“The scriptures enlarge our memory by helping us always to remember the Lord and our relationship to Him and the Father. They remind us of what we knew in our premortal life. And they expand our memory in another sense by teaching us about epochs, people, and events that we did not experience personally” (D. Todd Christofferson, “The Blessing of Scripture,” Ensign or Liahona, May 2010, 33).
“[A Church member named Karl G. Maeser] was going with a group of young missionaries across the alps. They were crossing a high mountain pass on foot. There were long sticks stuck into the snow of the glacier to mark the path so that travelers could find their way safely across the glacier and down the mountain on the other side.
“When they reached the summit, Brother Maeser … pointed to those sticks that they had followed [and compared them to priesthood leaders in the Church, saying,] ‘They are just common old sticks, but it’s the position that counts. Follow them and you will surely be safe. Stray from them and you will surely be lost’” (Boyd K. Packer, “It Is the Position That Counts,” New Era, June 1977, 51).
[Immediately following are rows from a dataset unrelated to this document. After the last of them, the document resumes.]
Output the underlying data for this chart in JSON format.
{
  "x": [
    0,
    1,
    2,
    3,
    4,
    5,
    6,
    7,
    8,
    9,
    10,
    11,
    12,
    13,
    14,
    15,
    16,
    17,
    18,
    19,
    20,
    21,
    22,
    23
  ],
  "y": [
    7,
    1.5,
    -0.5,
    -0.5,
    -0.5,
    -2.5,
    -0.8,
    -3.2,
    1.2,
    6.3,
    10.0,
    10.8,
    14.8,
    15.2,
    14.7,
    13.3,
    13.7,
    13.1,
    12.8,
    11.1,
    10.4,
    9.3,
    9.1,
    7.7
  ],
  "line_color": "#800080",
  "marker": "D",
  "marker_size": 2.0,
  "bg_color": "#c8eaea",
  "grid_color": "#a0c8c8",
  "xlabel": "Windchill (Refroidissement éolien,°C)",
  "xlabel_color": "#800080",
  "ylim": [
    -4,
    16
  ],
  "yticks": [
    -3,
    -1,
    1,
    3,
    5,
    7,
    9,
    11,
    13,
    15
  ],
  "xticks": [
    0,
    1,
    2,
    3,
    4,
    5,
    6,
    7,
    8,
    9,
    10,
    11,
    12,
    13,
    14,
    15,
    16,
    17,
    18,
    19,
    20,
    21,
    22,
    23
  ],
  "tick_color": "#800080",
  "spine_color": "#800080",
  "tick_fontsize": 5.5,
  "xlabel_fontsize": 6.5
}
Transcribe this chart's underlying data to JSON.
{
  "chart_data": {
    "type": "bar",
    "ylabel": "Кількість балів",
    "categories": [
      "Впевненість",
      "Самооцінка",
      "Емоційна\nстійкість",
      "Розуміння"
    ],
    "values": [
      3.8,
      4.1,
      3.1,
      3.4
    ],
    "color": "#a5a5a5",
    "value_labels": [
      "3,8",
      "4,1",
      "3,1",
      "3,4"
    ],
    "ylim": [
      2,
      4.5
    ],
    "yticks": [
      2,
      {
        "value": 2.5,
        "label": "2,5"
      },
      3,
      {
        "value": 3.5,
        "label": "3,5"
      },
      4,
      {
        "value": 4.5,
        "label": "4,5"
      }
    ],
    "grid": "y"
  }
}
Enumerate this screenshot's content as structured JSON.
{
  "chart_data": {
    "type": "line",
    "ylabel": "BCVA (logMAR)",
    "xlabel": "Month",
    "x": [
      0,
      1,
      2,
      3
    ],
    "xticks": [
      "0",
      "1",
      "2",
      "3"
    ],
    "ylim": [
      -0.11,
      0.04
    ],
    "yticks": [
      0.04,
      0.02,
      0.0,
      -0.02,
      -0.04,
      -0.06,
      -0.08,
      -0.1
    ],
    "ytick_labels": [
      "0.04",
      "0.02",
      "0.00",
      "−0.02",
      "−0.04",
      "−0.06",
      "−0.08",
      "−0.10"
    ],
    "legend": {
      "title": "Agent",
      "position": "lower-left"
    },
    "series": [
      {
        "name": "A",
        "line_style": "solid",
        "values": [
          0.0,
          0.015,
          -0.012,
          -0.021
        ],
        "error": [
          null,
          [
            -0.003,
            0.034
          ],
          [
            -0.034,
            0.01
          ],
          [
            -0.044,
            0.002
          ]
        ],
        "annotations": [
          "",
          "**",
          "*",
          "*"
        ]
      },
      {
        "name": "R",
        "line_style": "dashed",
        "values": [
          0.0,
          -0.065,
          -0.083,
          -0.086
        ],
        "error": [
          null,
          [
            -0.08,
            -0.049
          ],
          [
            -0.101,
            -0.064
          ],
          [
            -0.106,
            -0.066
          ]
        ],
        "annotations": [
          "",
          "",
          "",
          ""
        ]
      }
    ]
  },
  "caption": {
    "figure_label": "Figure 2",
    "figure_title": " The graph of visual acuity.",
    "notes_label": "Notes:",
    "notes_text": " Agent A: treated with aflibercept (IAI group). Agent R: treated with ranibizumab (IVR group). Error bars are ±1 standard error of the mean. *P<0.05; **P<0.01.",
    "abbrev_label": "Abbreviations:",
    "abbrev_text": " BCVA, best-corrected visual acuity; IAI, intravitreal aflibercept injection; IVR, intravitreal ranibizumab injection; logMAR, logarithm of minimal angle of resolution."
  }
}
President Gordon B. Hinckley planted a young tree near his home soon after he was married. He “paid little attention to it as the years passed.” One day he noticed the tree was misshapen and leaning to the west. He tried to push it upright, but the trunk was too thick. He tried using a rope and pulleys to straighten it, but it would not bend. Finally, he took his saw and cut off the heavy branch on the west side, leaving an ugly scar. He later said of the tree:
“The other day I looked again at the tree. It is large. Its shape is better. It is a great asset to the home. But how serious was the trauma of its youth and how brutal the treatment I used to straighten it.
“When it was first planted, a piece of string would have held it in place against the forces of the wind. I could have and should have supplied that string with ever so little effort. But I did not, and it bent to the forces that came against it” (Gordon B. Hinckley, “Bring Up a Child in the Way He Should Go,” Ensign, Nov. 1993, 59).